An epidural haemorrhage is when blood seeps in between the dura mater and the skull. An epidural haemorrhage usually results from trauma to the skull, often involving arterial bleeding.

Symptoms related to a cerebral haemorrhage

The symptoms related to a cerebral haemorrhage can vary and depend on the part of the brain where the cerebral haemorrhage occurs and the size of the affected area. The complaints arise abruptly and can include:

  • Severe headaches
  • Severe dizziness
  • Double vision or blindness in one eye
  • Unclear speech or inability to express oneself (fumbling for words)
  • A crooked mouth
  • Paralysis on one side of the body
  • Spasms on one side of the body
  • Loss of consciousness (coma)

When symptoms like paralysis occur on the right side of the body, bleeding occurs in the left hemisphere of the brain, and vice versa.

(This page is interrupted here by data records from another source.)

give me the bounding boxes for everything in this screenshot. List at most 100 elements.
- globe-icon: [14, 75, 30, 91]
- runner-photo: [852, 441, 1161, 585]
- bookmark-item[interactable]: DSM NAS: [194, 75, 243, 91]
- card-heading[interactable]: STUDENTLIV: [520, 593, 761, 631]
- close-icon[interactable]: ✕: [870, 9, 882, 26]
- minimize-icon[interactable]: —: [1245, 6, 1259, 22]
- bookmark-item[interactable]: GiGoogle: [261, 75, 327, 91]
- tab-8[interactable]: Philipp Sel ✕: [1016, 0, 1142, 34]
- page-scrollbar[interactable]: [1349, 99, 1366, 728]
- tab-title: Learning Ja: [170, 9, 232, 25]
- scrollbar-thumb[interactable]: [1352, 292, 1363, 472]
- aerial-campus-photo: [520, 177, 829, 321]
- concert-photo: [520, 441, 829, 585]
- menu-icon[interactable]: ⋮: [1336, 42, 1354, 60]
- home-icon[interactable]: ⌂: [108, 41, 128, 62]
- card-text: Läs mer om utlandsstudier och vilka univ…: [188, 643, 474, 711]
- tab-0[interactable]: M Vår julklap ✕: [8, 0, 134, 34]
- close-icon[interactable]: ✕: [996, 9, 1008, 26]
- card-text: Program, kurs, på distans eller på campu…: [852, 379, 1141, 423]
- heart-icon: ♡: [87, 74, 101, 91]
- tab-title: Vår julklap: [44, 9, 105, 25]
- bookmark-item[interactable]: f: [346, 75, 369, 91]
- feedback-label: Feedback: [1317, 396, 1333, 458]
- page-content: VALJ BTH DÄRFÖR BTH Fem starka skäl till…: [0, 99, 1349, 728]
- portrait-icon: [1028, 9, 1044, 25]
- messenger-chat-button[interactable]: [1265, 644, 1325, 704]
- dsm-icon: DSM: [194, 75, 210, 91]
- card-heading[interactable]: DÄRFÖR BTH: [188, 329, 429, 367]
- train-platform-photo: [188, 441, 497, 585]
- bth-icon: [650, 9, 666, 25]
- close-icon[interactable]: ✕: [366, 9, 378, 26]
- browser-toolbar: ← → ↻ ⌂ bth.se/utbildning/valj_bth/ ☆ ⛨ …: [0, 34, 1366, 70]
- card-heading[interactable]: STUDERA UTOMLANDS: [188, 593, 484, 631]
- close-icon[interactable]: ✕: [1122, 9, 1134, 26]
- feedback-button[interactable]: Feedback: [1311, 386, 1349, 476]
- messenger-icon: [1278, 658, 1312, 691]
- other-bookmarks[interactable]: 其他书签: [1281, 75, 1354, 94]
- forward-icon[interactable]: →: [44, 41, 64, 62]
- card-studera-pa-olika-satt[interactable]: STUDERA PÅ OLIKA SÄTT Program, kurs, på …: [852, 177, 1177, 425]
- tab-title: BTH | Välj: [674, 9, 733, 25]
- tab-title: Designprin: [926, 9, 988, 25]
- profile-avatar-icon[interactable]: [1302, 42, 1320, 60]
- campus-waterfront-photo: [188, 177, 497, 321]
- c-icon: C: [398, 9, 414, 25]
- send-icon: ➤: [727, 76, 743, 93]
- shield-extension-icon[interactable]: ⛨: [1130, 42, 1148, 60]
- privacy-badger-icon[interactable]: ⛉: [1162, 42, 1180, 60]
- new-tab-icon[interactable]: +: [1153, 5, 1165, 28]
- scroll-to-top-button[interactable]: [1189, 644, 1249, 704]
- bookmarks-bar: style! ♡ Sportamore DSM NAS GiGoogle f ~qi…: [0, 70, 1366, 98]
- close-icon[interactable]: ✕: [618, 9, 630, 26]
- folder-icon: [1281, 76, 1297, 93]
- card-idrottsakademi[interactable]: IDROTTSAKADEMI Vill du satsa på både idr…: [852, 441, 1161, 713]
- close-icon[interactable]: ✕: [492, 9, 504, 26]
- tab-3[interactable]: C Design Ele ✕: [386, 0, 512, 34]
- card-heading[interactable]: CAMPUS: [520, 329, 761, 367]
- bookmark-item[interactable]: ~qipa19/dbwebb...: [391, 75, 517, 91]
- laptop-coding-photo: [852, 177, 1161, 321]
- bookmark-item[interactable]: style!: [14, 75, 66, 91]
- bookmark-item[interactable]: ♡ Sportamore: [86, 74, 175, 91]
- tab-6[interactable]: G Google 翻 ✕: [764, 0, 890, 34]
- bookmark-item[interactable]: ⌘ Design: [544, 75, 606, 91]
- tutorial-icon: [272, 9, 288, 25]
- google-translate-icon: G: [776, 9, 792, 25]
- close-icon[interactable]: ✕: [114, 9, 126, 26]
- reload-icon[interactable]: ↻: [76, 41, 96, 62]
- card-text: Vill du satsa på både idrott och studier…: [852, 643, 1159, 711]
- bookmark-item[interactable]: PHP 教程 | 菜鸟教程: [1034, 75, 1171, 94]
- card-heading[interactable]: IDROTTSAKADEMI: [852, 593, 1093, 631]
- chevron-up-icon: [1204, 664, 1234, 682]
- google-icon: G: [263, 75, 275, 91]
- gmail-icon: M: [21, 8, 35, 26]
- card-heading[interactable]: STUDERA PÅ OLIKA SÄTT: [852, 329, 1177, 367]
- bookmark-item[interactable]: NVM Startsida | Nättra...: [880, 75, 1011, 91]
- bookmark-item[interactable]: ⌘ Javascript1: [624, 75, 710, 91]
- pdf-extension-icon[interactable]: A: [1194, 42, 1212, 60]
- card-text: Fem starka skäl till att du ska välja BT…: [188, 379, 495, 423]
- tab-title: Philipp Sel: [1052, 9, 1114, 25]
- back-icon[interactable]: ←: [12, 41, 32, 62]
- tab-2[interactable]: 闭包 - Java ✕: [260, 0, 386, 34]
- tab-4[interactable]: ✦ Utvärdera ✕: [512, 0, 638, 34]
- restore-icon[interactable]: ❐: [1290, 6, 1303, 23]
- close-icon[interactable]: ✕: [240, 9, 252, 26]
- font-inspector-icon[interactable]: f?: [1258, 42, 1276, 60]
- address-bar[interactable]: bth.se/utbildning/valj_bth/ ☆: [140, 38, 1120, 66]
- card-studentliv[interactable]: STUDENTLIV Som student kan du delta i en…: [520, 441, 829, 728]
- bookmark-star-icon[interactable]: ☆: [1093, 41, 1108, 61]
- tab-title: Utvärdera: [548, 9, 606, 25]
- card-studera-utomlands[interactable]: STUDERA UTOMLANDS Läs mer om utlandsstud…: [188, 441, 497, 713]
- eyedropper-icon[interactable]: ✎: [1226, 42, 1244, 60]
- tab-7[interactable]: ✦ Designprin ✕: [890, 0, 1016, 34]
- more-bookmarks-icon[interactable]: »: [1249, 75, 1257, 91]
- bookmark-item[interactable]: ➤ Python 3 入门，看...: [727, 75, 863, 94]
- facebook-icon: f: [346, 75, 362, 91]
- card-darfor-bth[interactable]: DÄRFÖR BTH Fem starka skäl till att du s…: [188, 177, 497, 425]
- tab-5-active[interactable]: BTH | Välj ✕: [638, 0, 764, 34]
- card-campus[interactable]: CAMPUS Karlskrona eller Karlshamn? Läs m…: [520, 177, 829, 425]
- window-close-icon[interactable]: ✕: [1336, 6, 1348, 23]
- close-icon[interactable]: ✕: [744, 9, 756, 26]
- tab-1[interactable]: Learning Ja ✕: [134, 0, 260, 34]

Depending on the severity of the cerebral haemorrhage, some of the above complaints may be permanent. New complaints may also arise. A stroke often has social and psychological repercussions in addition to physical consequences. Because they have difficulty communicating and their mobility is reduced, people who have had a cerebral haemorrhage can potentially end up on sickness benefit and their social contacts are likely to dwindle. In many instances, their family care for them, which can also be quite stressful, both physically and mentally. The consequences of a cerebral haemorrhage can therefore have a huge impact on the patient and their environment.